The war on cybercrime is never-ending as the pandemic has shown the world the true force of cybercriminals. No industry is safe as we see the internet is littered with media reports and press releases depicting a wide range of attacks from ransomware to data breaches targeted towards all organisations regardless of their size.
“Ransomware as a threat is growing at pace and, with Ransomware-as-a-Service meaning malware of this nature is more easily available to attackers than ever, we can expect to see an acceleration of this trend.” Commented Jeffrey Kok, Vice President of Solutions Engineers of Asia Pacific and Japan at CyberArk. In the past few months, Singapore has been alerted to multiple ransomware attacks targeted at both the healthcare and financial industries. A significant threat to business operations, the Singapore Computer Emergency Response Team, has even released an advisory in June regarding the growing threat level of ransomware and how businesses can prevent such an unfortunate occurrence. Three major ransomware attacks were reported in Singapore in the following months, namely at Eye & Retina Surgeons, Tokio Marine Insurance Singapore and Pine Labs.
One speculated attack is the alleged ransomware attack orchestrated by BlackMatter targeted at the merchant platform company Pine Labs. Although the company has denied such an allegation, on August 11th, Cyble, a cyber threat intelligence company, published a report stating that it had discovered this news during a threat hunting exercise. Documents involved in the leak included agreements between Pine Labs and financial institutions, financial reports, and personal records. Although Pine Labs CTO Sanjeev Kumar has adamantly rejected the notion of a ransomware attack on the organisation, he does share that the evidence mentioned by Cyble are 2014 legal business contracts and may have been accessed through a user laptop or a sever.
Days after the Pine Labs incident, on the 16th of August, Tokio Marine Insurance Singapore (TMiS) released a press release regarding a ransomware attack toward the organisation on the 31st of July. At the time of the statement, TMiS reported that no confidential customer information had been compromised. The affected server had been detected and isolated to not affect the operations of the company. No further information has been released as of yet regarding the attack.
The most recent major ransomware attack in Singapore hit the healthcare industry as the nation’s Ministry of Health published a statement on the 25th of August regarding the attack on Eye and Retina Surgeons (ERS), a specialised medical clinic. On the 6th of August, the clinic was hit with a ransomware attack that affected the clinic's server and management systems involving the personal data of more than 73,000 of its patients. MOH has ordered ERS to work with the Cyber Security Agency to conduct a full investigation of ERS's systems and strengthen their cybersecurity in light of the attack.
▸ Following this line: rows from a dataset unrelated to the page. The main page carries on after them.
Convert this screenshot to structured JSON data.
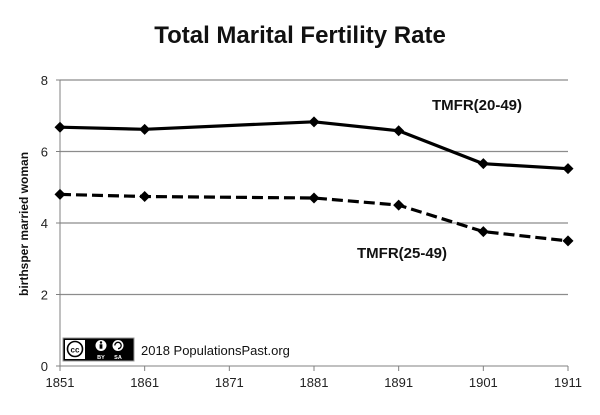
{
  "chart_data": {
    "type": "line",
    "title": "Total Marital Fertility Rate",
    "xlabel": "",
    "ylabel": "birthsper married woman",
    "xlim": [
      1851,
      1911
    ],
    "ylim": [
      0,
      8
    ],
    "x_ticks": [
      "1851",
      "1861",
      "1871",
      "1881",
      "1891",
      "1901",
      "1911"
    ],
    "y_ticks": [
      "0",
      "2",
      "4",
      "6",
      "8"
    ],
    "grid": "horizontal",
    "series": [
      {
        "name": "TMFR(20-49)",
        "style": "solid",
        "x": [
          1851,
          1861,
          1881,
          1891,
          1901,
          1911
        ],
        "values": [
          6.68,
          6.62,
          6.83,
          6.58,
          5.66,
          5.52
        ]
      },
      {
        "name": "TMFR(25-49)",
        "style": "dashed",
        "x": [
          1851,
          1861,
          1881,
          1891,
          1901,
          1911
        ],
        "values": [
          4.8,
          4.74,
          4.7,
          4.5,
          3.76,
          3.5
        ]
      }
    ],
    "colors": {
      "line": "#000000",
      "grid": "#8c8c8c",
      "axis": "#808080"
    }
  },
  "badge": {
    "cc": "cc",
    "by": "BY",
    "sa": "SA"
  },
  "credit": "2018 PopulationsPast.org"
}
Taking the increasing number of cyber attacks seriously, MOH reminds licensed healthcare institutions to take the necessary precautions to enhance their cybersecurity.
Now you may wonder precisely why ransomware threat actors are so active in the current landscape. As we accelerate through the age of technology, cybercriminals have become more sophisticated with their tactics, refining who and how to target.
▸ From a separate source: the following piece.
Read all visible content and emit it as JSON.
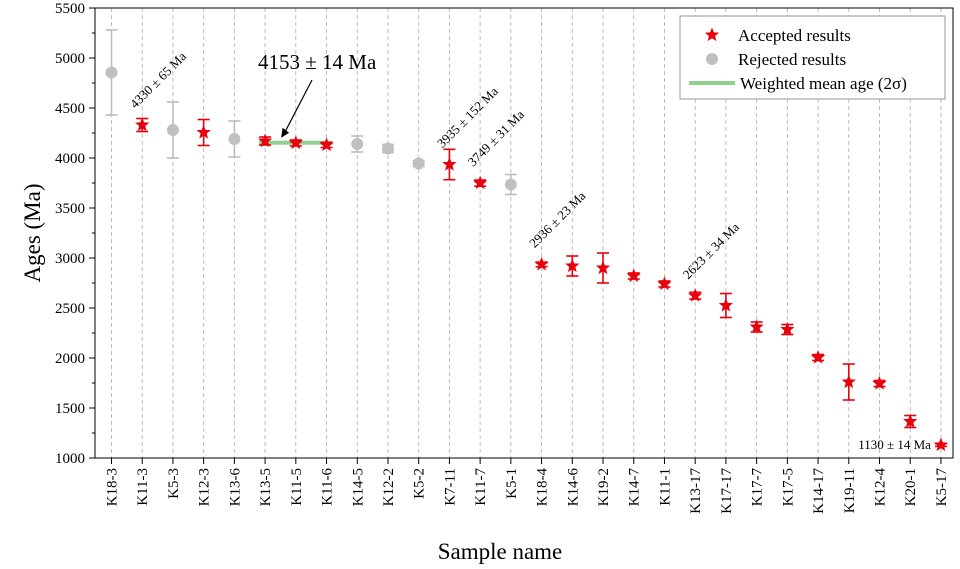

According to Jeffrey Kok, “It’s important to note as well that attackers are moving beyond “spray and pray” tactics, increasingly targeting specific organisations for very specific reasons, often using supply chain providers to help achieve their goals, as in the case of Kaseya. Attackers are putting in the work in advance, pooling resources, conducting lengthy reconnaissance on their intended victim, and carefully engineering specific individuals with direct access to critical assets and systems.”
Although threat actors are progressing, this does not mean that all hope is lost. Jeffrey Kok states, "There are mitigation strategies proven to be 100% effective against almost all variants of ransomware. Organisations should consider a multi-layer approach that includes: using anti-virus and EDR; backing up; restricting application read/write/modify permissions; only allowing approved applications; removal of local admin rights from standard users; elevating privileges only when needed; and – finally - assessing the file types that are of most value to the organisation.”
What organisations need to understand is no one is safe in the current volatile landscape. Cyber attacks can occur at any moment, and the more they are prepared, the better chance they stand against the threat actors present in the world.